Sunday, September 22, 2024

On Snobs

 Snobbery is good. Internetizens act like snobs without having taste. A truly american worst-of-both-worlds culture. 

 Internetizens notice that snobs look down on pieces of art. Usually, citizens have no taste, not even bad taste. They can't see any similarity in the criticisms snobs issue at bad art; there's no distinction that they can sense. Secondarily, negative events stick out in the mind more; even if they see a snob liking something, they will quickly forget in favour of all the things they don't like.
 Being worshippers of the Nameless one, Communists, they naturally condemn snobbery and immediately engage in what they believe to be snobbery. "Some are more equal than others - for example, I'm a snob." That is, they hate everything.  They look down their nose at every piece of art they're not specifically paid or otherwise coerced into pretending to like. 


 I keenly lament the lack of snobs. There is a nonzero amount of worthwhile art in the world, but you certainly can't talk about it anywhere on the internet. Nor in, for example, real life, where snobbery runs the risk of exciting the inquisition. "Citizen, it looks like you've have a little too much to think!" 

 "Ironically" exposing your beloved works to vandals and philistines is not healthy. "I like this, like the retard I am, lol." The only art grudgingly tolerated by Communists is egalitarian art. Stuff so popular the Communist is afraid of the stampede they would risk by airing their practiced disdain. 

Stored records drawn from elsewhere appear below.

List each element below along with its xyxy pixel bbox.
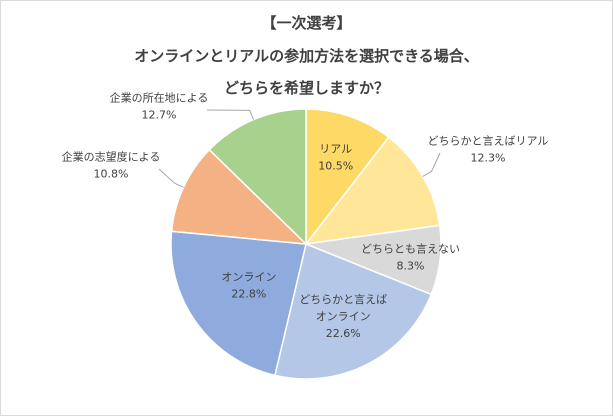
pie-slice xyxy=(273,242,433,380)
slice-category-label: どちらかと言えばリアル xyxy=(428,135,549,148)
slice-value-label: 8.3% xyxy=(397,259,425,272)
leader-line xyxy=(158,168,184,188)
slice-value-label: 22.6% xyxy=(326,327,361,340)
slice-value-label: 10.8% xyxy=(94,168,129,181)
slice-value-label: 22.8% xyxy=(231,287,266,300)
leader-line xyxy=(206,109,255,120)
pie-slice xyxy=(305,108,390,247)
pie-slice xyxy=(170,230,307,377)
leader-lines xyxy=(158,109,441,188)
slice-category-label: オンライン xyxy=(221,270,276,283)
slice-labels: リアル 10.5% どちらかと言えばリアル 12.3% どちらとも言えない 8.3% どちら… xyxy=(62,91,549,340)
slice-value-label: 12.7% xyxy=(142,109,177,122)
slice-category-label: オンライン xyxy=(316,310,371,323)
chart-title-line-3: どちらを希望しますか？ xyxy=(223,79,389,97)
slice-category-label: 企業の所在地による xyxy=(110,91,209,105)
pie-slice xyxy=(304,136,441,245)
pie-slices xyxy=(170,108,442,380)
slice-value-label: 10.5% xyxy=(318,160,353,173)
slice-category-label: どちらかと言えば xyxy=(299,293,387,306)
slice-value-label: 12.3% xyxy=(471,152,506,165)
leader-line xyxy=(422,152,441,177)
chart-title-line-2: オンラインとリアルの参加方法を選択できる場合、 xyxy=(134,47,479,65)
slice-category-label: 企業の志望度による xyxy=(62,150,161,164)
chart-title-line-1: 【一次選考】 xyxy=(261,14,352,32)
slice-category-label: どちらとも言えない xyxy=(361,242,460,255)
slice-category-label: リアル xyxy=(319,143,352,156)
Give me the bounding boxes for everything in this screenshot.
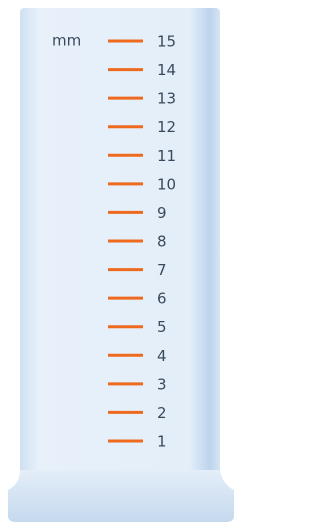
- scale-label: 8: [157, 233, 167, 251]
- scale-label: 15: [157, 33, 176, 51]
- scale-label: 12: [157, 118, 176, 136]
- scale-label: 3: [157, 375, 167, 393]
- scale-label: 1: [157, 433, 167, 451]
- unit-label: mm: [52, 32, 81, 50]
- scale-label: 13: [157, 90, 176, 108]
- page: mm 123456789101112131415 (() => { const …: [0, 0, 320, 525]
- scale-label: 9: [157, 204, 167, 222]
- scale-label: 11: [157, 147, 176, 165]
- scale-label: 2: [157, 404, 167, 422]
- scale-label: 6: [157, 290, 167, 308]
- scale-label: 7: [157, 261, 167, 279]
- scale-label: 10: [157, 175, 176, 193]
- scale-label: 5: [157, 318, 167, 336]
- cylinder-body: [20, 8, 220, 478]
- scale-label: 14: [157, 61, 176, 79]
- scale-label: 4: [157, 347, 167, 365]
- cylinder-base: [8, 470, 234, 522]
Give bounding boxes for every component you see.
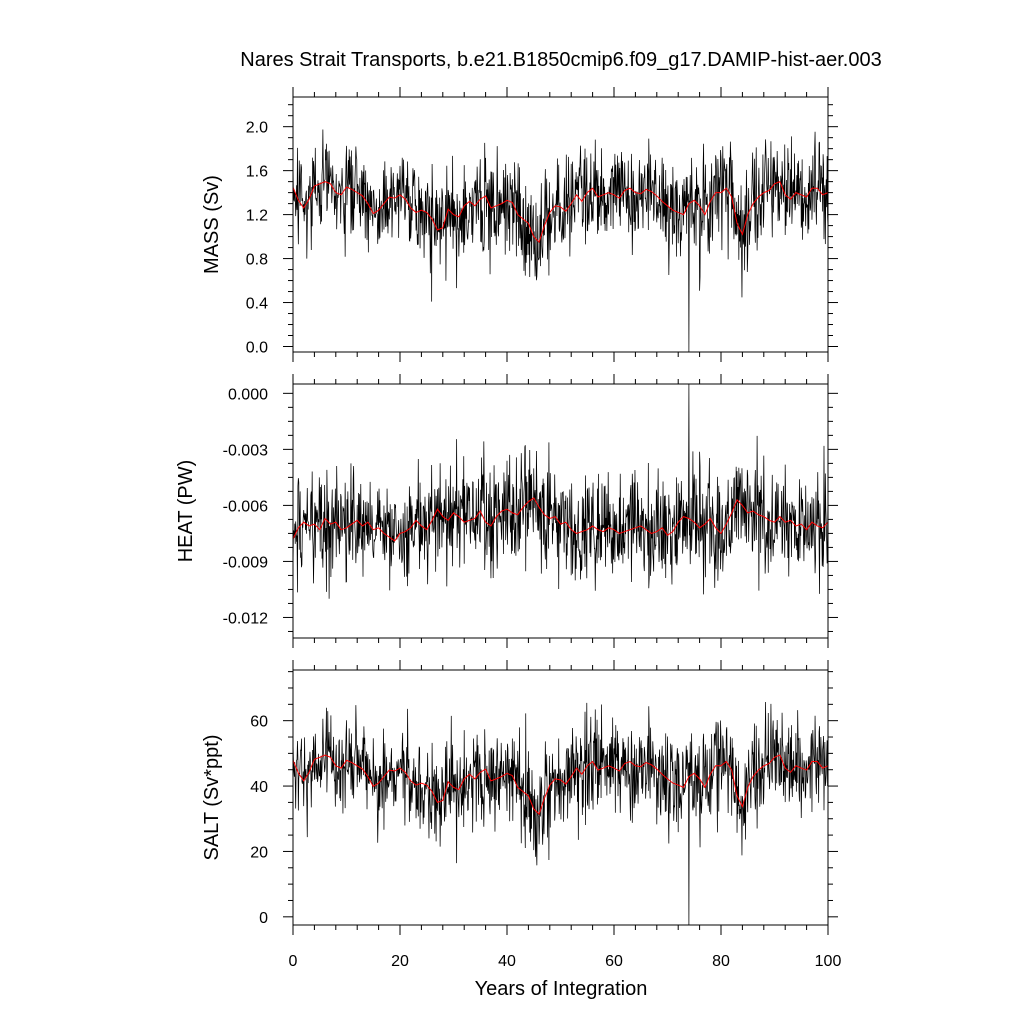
panel-heat: 0.000 -0.003 -0.006 -0.009 -0.012 HEAT (PW) bbox=[175, 374, 838, 648]
x-tick-label: 20 bbox=[391, 953, 409, 970]
x-tick-label: 0 bbox=[289, 953, 298, 970]
salt-y-axis-label: SALT (Sv*ppt) bbox=[201, 735, 223, 861]
y-tick-label: 20 bbox=[250, 844, 268, 861]
y-tick-label: 1.6 bbox=[246, 164, 268, 181]
chart-title: Nares Strait Transports, b.e21.B1850cmip… bbox=[240, 49, 881, 71]
y-tick-label: -0.012 bbox=[223, 610, 268, 627]
panel-mass: 0.0 0.4 0.8 1.2 1.6 2.0 MASS (Sv) bbox=[201, 87, 838, 362]
y-tick-label: 2.0 bbox=[246, 120, 268, 137]
heat-smoothed-series-line bbox=[292, 497, 829, 542]
y-tick-label: 1.2 bbox=[246, 208, 268, 225]
y-tick-label: -0.003 bbox=[223, 442, 268, 459]
panel-salt: 0 20 40 60 80 100 0 20 40 60 SALT (Sv*ppt) bbox=[201, 660, 841, 970]
salt-raw-series-line bbox=[292, 701, 829, 926]
x-tick-label: 60 bbox=[605, 953, 623, 970]
mass-plot-frame bbox=[292, 96, 829, 353]
mass-y-axis-label: MASS (Sv) bbox=[201, 175, 223, 274]
y-tick-label: 0.8 bbox=[246, 252, 268, 269]
heat-raw-series-line bbox=[292, 383, 829, 599]
y-tick-label: -0.006 bbox=[223, 498, 268, 515]
heat-plot-frame bbox=[292, 383, 829, 639]
heat-y-axis-label: HEAT (PW) bbox=[175, 460, 197, 563]
mass-raw-series-line bbox=[292, 129, 829, 353]
x-tick-label: 40 bbox=[498, 953, 516, 970]
x-tick-label: 100 bbox=[815, 953, 842, 970]
mass-smoothed-series-line bbox=[292, 180, 829, 244]
y-tick-label: 0 bbox=[259, 910, 268, 927]
x-axis-label: Years of Integration bbox=[475, 978, 648, 1000]
x-tick-label: 80 bbox=[712, 953, 730, 970]
salt-plot-frame bbox=[292, 669, 829, 926]
y-tick-label: 40 bbox=[250, 779, 268, 796]
y-tick-label: 0.4 bbox=[246, 296, 268, 313]
panels: 0.0 0.4 0.8 1.2 1.6 2.0 MASS (Sv) 0.000 -0.003 -0… bbox=[175, 87, 841, 970]
y-tick-label: -0.009 bbox=[223, 554, 268, 571]
y-tick-label: 0.0 bbox=[246, 340, 268, 357]
y-tick-label: 0.000 bbox=[228, 386, 268, 403]
salt-smoothed-series-line bbox=[292, 754, 829, 816]
y-tick-label: 60 bbox=[250, 714, 268, 731]
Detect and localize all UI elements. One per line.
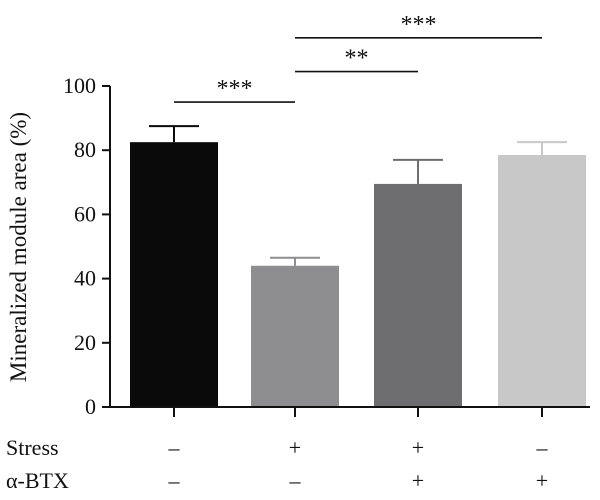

 E.g. everyone who says they look down on anime lets their kids watch cartoons. E.g. capeshit is indeed shit...but apparently everyone who uses the word [capeshit] has never seen the rest of what hollywood produces, lol. Good for them, but the lack of perspective is completely disqualifying...or would be if it wasn't performative, which is worse.

 There are video games I like-like. There is no chance I will tell you which ones. I can be extremely gullible at times, but even I'm never that bad.


 Civilization has afforded us more expensive art, it is true. Potentially more profound. Instead, it also immediately furnishes us with iconoclasts, costing the arts more than they gain. In a civilization, "art" is a weapon, designed to traitorously maim their fellow citizens. 

 Due to my congenital deformity, optimism, I like to imagine that at some point in the misty past, snobs really did defend the arts from the corrosive effects of the civilization that spawned them. Would have to be pre-shakespeare at the latest, however...and there isn't any genuinely credible evidence... 

 Still, we could imagine real snobs. It's not physically impossible or anything. Only takes a single miracle, not a double-miracle or anything.